Wed10222014

Food & Wine

Inn adds majestic view to great dining

Photo Steve Hicks/Special To The Town Crier Craig von Foerster has been chef at Post Ranch Inn's Sierra Mar restaurant since 1998.

 

I was lucky enough to return recently to Big Sur’s Post Ranch Inn for lunch and a wine tasting. Several years ago I was there during a big storm, which rolled in as we were eating and was quite an unforgettable experience. The drive home was memorable as well, with Highway 1 littered with boulders and rocks brought down by the ferocity of the wind and rain.

This year the trip was during perfect weather, and the experience was different. For some reason, I am usually the driver and I don’t really mind, but I did not drive this time. Driving this route demands attention, so the driver misses a lot – but as a passenger, it is a glorious trip. I was able to see even more than usual as we were in a very slow line of many cars following a tanker truck that for miles refused to pull over.

 

The theme for the lunch was wine from Spain’s Rioja region, where the Tempranillo grape is the predominant varietal and considered Spain’s noble grape. “Tempranillo” translates to “the early one,” as the grape ripens early and does well with a short growing season. The grape has a thick skin, and consequently the juice tends to be on the tannic side and often requires considerable aging to balance.

Rioja has a northerly climate, and only two or three vintages per decade will have a growing season sufficient for an outstanding vintage. It has long been thought it is a distant clone of Pinot Noir, though recent DNA tests have cast doubt on its origin. Tasting the wines, Pinot Noir would never be the first guess. The wines tend to have flavors of tobacco, leather, plum, cherry and cassis. Sounds and tastes like a Bordeaux blend to me.

Riojas come in three classifications: Crianzas are aged for two years, Riservas for three and Gran Riservas for five or more. One can buy a decent Crianza like a Marquesa for less than $20 or spend upward of $200 for a Muga Rioja Aro.

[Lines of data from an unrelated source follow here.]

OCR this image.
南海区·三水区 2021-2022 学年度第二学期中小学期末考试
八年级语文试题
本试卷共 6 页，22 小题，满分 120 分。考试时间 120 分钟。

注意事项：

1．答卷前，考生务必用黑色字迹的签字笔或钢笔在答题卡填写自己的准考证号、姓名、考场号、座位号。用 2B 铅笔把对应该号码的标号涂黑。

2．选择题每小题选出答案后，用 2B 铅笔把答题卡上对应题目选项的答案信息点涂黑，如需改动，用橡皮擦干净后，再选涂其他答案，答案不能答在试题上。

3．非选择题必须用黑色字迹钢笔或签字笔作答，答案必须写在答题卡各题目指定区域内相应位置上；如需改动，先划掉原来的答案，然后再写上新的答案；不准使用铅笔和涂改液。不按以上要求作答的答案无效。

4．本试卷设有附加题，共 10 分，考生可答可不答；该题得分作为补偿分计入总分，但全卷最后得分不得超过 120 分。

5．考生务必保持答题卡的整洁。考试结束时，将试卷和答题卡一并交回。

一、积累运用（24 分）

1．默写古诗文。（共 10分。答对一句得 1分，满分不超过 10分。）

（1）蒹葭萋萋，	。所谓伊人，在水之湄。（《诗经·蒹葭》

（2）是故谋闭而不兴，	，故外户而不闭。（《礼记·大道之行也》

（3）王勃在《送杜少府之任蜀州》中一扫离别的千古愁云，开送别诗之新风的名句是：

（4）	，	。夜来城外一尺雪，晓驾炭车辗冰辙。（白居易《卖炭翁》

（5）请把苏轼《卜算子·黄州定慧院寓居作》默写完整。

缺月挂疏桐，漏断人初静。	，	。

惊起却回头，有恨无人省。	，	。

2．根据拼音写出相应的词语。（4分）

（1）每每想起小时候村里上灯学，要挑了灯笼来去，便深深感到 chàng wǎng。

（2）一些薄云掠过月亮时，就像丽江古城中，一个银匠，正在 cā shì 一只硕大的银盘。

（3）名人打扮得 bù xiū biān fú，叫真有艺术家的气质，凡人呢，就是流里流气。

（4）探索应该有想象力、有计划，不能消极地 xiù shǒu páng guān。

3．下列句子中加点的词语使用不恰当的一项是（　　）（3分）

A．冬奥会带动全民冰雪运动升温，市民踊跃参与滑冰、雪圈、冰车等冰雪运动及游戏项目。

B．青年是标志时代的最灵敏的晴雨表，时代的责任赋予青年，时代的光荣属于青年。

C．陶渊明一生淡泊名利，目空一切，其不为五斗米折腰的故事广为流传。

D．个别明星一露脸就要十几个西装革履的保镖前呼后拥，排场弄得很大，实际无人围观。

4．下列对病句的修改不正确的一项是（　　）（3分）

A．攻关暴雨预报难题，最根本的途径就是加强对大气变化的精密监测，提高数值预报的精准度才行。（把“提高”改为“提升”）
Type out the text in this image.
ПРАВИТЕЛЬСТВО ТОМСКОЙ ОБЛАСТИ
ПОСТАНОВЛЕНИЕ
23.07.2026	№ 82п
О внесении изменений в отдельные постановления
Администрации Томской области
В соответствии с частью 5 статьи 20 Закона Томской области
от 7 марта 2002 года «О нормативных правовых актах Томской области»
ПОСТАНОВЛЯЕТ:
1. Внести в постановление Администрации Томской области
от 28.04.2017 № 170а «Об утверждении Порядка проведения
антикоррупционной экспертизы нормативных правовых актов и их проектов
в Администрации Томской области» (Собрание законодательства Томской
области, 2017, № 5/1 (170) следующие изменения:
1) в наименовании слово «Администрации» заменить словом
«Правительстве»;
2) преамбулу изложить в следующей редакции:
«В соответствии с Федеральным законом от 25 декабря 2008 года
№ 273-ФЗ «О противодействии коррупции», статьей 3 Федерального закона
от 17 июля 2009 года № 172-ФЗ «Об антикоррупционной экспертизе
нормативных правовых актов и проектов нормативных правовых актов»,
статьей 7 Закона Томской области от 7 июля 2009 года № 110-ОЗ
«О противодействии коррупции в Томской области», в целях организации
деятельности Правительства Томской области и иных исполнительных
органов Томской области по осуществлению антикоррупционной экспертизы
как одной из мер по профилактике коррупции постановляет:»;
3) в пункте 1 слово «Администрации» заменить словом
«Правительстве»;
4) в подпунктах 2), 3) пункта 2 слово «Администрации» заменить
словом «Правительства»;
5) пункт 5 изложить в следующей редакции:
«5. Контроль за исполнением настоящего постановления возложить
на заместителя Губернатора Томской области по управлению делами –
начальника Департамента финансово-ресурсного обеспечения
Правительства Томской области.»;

Check out the Spanish section where you buy your wine and you will find many very good wines for less than $20, some less than $15.

The view up and down the coastline seems to go on forever on a clear day. We were even treated to the sight of a California condor flying by, which looked more like a small airplane or a hang glider than a bird. Food and wine just seem to taste better in a Post Ranch setting. Craig von Foerster has been the chef at the Ranch’s Sierra Mar restaurant since 1998. He outdid himself for this lunch. Sweetbreads in a Madeira reduction sauce with chanterelles followed sliced chicken sausage on a bed of risotto. The main course was boneless short ribs with rare slices of rib eye on hash with quail eggs.

Brown-bagged flights of Rioja accompanied the courses. There were 16 wines, and the clear winner was a 1995 Bodegas Mayor de Migueloa “1619” Gran Riserva. I didn’t love it – my notes said it was old and over the hill – but everyone else seemed to like it. My favorite turned out to be an older wine also, a 1994 Vina Valoria Gran Riserva. It did not show its age, and I found it to be elegant and balanced. The group picked it second. You can still buy these old wines for approximately $40.

This wonderful spot for lunch is no more than a two-and-a-half-hour drive. There is an extensive wine list, the food is always terrific and the view is always great, rain or shine.